De femmes à femmes: prises de paroles intergénérationnelles
En cette Journée internationale des droits des femmes, il nous semblait primordial de mettre de l’avant la voix des femmes. Celles qui, d’hier à aujourd’hui, se battent au quotidien pour faire évoluer nos droits. Pour ce faire, nous avons donné la parole à deux femmes de générations différentes, impliquées dans la communauté féministe et LGBTQ+ québécoise, afin d’offrir une perspective intergénérationnelle sur des questions qui, à l’aube du 8 mars, nous paraissaient essentielles à aborder pour la condition des femmes, d’ici et d’ailleurs.
Marie-Andrée Gauthier, 32 ans, s’identifie comme féministe lesbienne. Coordonnatrice générale du Réseau des tables régionales de groupes de femmes du Québec depuis cinq ans, elle y travaille notamment à faciliter l’analyse féministe dans chaque région du Québec. Possédant plusieurs années de militantisme au sein du milieu féministe, ses sujets de prédilection se situent en prévention des agressions à caractère sexuel et en défense collective des droits des femmes. Elle croit que la solidarité et l’éducation populaire constituent des outils inégalables pour combattre les injustices qui freinent l’inégalité, et convoite avec impatience la prochaine Marche mondiale des femmes!

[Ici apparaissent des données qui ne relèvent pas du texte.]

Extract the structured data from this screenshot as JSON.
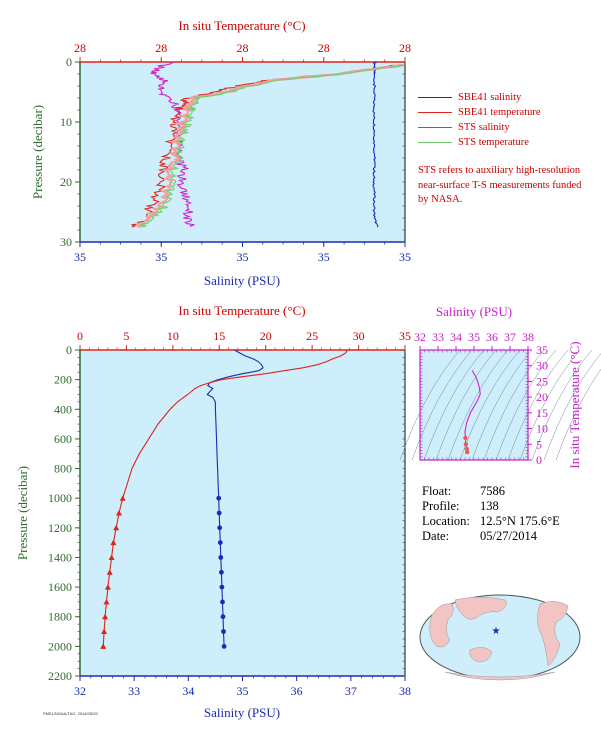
{
  "colors": {
    "plot_bg": "#cdeefa",
    "temp": "#e0241b",
    "salinity": "#1a2bb5",
    "sts_salinity": "#d11fd1",
    "sts_temp": "#6cd16c",
    "sts_temp_pink": "#f2a0a0",
    "axis_red": "#cc0000",
    "axis_magenta": "#c71fc7",
    "axis_green": "#2f6b2f",
    "axis_blue": "#1a2bb5"
  },
  "top_panel": {
    "top_axis_title": "In situ Temperature (°C)",
    "bottom_axis_title": "Salinity (PSU)",
    "left_axis_title": "Pressure (decibar)",
    "top_ticks": [
      "28",
      "28",
      "28",
      "28",
      "28"
    ],
    "bottom_ticks": [
      "35",
      "35",
      "35",
      "35",
      "35"
    ],
    "left_ticks": [
      "0",
      "10",
      "20",
      "30"
    ]
  },
  "legend": [
    {
      "label": "SBE41 salinity",
      "color": "#1a2bb5"
    },
    {
      "label": "SBE41 temperature",
      "color": "#e0241b"
    },
    {
      "label": "STS salinity",
      "color": "#d11fd1"
    },
    {
      "label": "STS temperature",
      "color": "#6cd16c"
    }
  ],
  "note": "STS refers to auxiliary high-resolution near-surface T-S measurements funded by NASA.",
  "bottom_panel": {
    "top_axis_title": "In situ Temperature (°C)",
    "bottom_axis_title": "Salinity (PSU)",
    "left_axis_title": "Pressure (decibar)",
    "top_ticks": [
      "0",
      "5",
      "10",
      "15",
      "20",
      "25",
      "30",
      "35"
    ],
    "bottom_ticks": [
      "32",
      "33",
      "34",
      "35",
      "36",
      "37",
      "38"
    ],
    "left_ticks": [
      "0",
      "200",
      "400",
      "600",
      "800",
      "1000",
      "1200",
      "1400",
      "1600",
      "1800",
      "2000",
      "2200"
    ]
  },
  "ts_panel": {
    "top_axis_title": "Salinity (PSU)",
    "right_axis_title": "In situ Temperature (°C)",
    "top_ticks": [
      "32",
      "33",
      "34",
      "35",
      "36",
      "37",
      "38"
    ],
    "right_ticks": [
      "0",
      "5",
      "10",
      "15",
      "20",
      "25",
      "30",
      "35"
    ]
  },
  "info": {
    "float_label": "Float:",
    "float_value": "7586",
    "profile_label": "Profile:",
    "profile_value": "138",
    "location_label": "Location:",
    "location_value": "12.5°N  175.6°E",
    "date_label": "Date:",
    "date_value": "05/27/2014"
  },
  "stamp": "PMEL/NOAA/TAO, 2014/05/29",
  "chart_data": [
    {
      "type": "line",
      "title": "",
      "xlabel": "Salinity (PSU)",
      "x2label": "In situ Temperature (°C)",
      "ylabel": "Pressure (decibar)",
      "ylim": [
        30,
        0
      ],
      "series": [
        {
          "name": "SBE41 salinity",
          "axis": "bottom_frac",
          "y": [
            0,
            1,
            2,
            4,
            6,
            8,
            10,
            12,
            14,
            16,
            18,
            20,
            22,
            24,
            26,
            27.5
          ],
          "x": [
            0.907,
            0.906,
            0.905,
            0.906,
            0.905,
            0.904,
            0.905,
            0.906,
            0.905,
            0.907,
            0.905,
            0.904,
            0.906,
            0.905,
            0.906,
            0.915
          ]
        },
        {
          "name": "SBE41 temperature",
          "axis": "top_frac",
          "y": [
            0.5,
            1,
            2,
            3,
            4,
            5,
            6,
            7,
            8,
            10,
            12,
            14,
            16,
            18,
            20,
            22,
            24,
            26,
            27.5
          ],
          "x": [
            0.98,
            0.92,
            0.78,
            0.58,
            0.48,
            0.42,
            0.33,
            0.32,
            0.3,
            0.29,
            0.285,
            0.27,
            0.265,
            0.255,
            0.25,
            0.24,
            0.22,
            0.2,
            0.16
          ]
        },
        {
          "name": "STS salinity",
          "axis": "bottom_frac",
          "y": [
            0,
            1,
            2,
            3,
            4,
            5,
            6,
            8,
            10,
            12,
            14,
            16,
            18,
            20,
            22,
            24,
            26,
            27.5
          ],
          "x": [
            0.28,
            0.24,
            0.22,
            0.26,
            0.25,
            0.24,
            0.28,
            0.3,
            0.31,
            0.3,
            0.31,
            0.3,
            0.32,
            0.31,
            0.32,
            0.34,
            0.33,
            0.34
          ]
        },
        {
          "name": "STS temperature",
          "axis": "top_frac",
          "y": [
            0.5,
            1,
            2,
            3,
            4,
            5,
            6,
            7,
            8,
            10,
            12,
            14,
            16,
            18,
            20,
            22,
            24,
            26,
            27.5
          ],
          "x": [
            1.0,
            0.94,
            0.8,
            0.62,
            0.52,
            0.46,
            0.36,
            0.35,
            0.34,
            0.33,
            0.32,
            0.31,
            0.305,
            0.29,
            0.285,
            0.28,
            0.26,
            0.23,
            0.19
          ]
        }
      ]
    },
    {
      "type": "line",
      "title": "",
      "xlabel": "Salinity (PSU)",
      "x2label": "In situ Temperature (°C)",
      "ylabel": "Pressure (decibar)",
      "xlim": [
        32,
        38
      ],
      "x2lim": [
        0,
        35
      ],
      "ylim": [
        2200,
        0
      ],
      "series": [
        {
          "name": "Salinity",
          "y": [
            0,
            20,
            40,
            60,
            80,
            100,
            120,
            140,
            160,
            180,
            200,
            220,
            240,
            260,
            280,
            300,
            320,
            350,
            400,
            500,
            600,
            700,
            800,
            900,
            1000,
            1100,
            1200,
            1300,
            1400,
            1500,
            1600,
            1700,
            1800,
            1900,
            2000
          ],
          "x": [
            34.85,
            34.95,
            35.05,
            35.2,
            35.3,
            35.35,
            35.38,
            35.3,
            35.0,
            34.75,
            34.55,
            34.4,
            34.36,
            34.45,
            34.4,
            34.35,
            34.45,
            34.5,
            34.5,
            34.51,
            34.52,
            34.53,
            34.54,
            34.55,
            34.56,
            34.57,
            34.58,
            34.59,
            34.6,
            34.61,
            34.62,
            34.63,
            34.64,
            34.65,
            34.66
          ]
        },
        {
          "name": "Temperature",
          "y": [
            0,
            20,
            40,
            60,
            80,
            100,
            120,
            140,
            160,
            180,
            200,
            220,
            240,
            260,
            280,
            300,
            350,
            400,
            500,
            600,
            700,
            800,
            900,
            1000,
            1100,
            1200,
            1300,
            1400,
            1500,
            1600,
            1700,
            1800,
            1900,
            2000
          ],
          "x": [
            28.8,
            28.6,
            28.1,
            27.2,
            26.5,
            25.5,
            24.0,
            22.0,
            20.0,
            17.5,
            15.3,
            14.0,
            13.0,
            12.4,
            12.0,
            11.6,
            10.5,
            9.7,
            8.4,
            7.4,
            6.4,
            5.6,
            5.1,
            4.6,
            4.2,
            3.9,
            3.6,
            3.4,
            3.2,
            3.0,
            2.85,
            2.7,
            2.6,
            2.5
          ]
        }
      ]
    },
    {
      "type": "line",
      "title": "",
      "xlabel": "Salinity (PSU)",
      "ylabel": "In situ Temperature (°C)",
      "xlim": [
        32,
        38
      ],
      "ylim": [
        0,
        35
      ],
      "series": [
        {
          "name": "T-S",
          "x": [
            34.9,
            35.0,
            35.1,
            35.2,
            35.3,
            35.35,
            35.2,
            35.0,
            34.8,
            34.6,
            34.5,
            34.52,
            34.55,
            34.6,
            34.62
          ],
          "y": [
            28.5,
            27.5,
            26.5,
            25,
            23,
            21,
            19,
            17,
            15,
            12,
            9,
            7,
            5,
            3.5,
            2.5
          ]
        }
      ]
    }
  ]
}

Nicole Lacelle, 73 ans, est lesbienne, tout court. Elle a présidé l’assemblée de fondation du Réseau des lesbiennes du Québec, organisme pour lequel elle siège aujourd’hui au Conseil d’administration. Sociologue de formation, elle œuvre depuis plus de quarante ans comme consultante auprès de groupes de femmes, de groupes communautaires, d’institutions publiques, d’ordres professionnels et d’organismes privés, notamment à titre de présidente d’assemblée et animatrice professionnelle tant au Québec qu’à l’étranger. Auteur de trois livres et d’une centaine d’articles, chroniqueuse à la revue Treize pendant cinq ans, elle est l’une des fondatrices des Éditions du remue-ménage et la première présidente de la Fondation Léa-Roback.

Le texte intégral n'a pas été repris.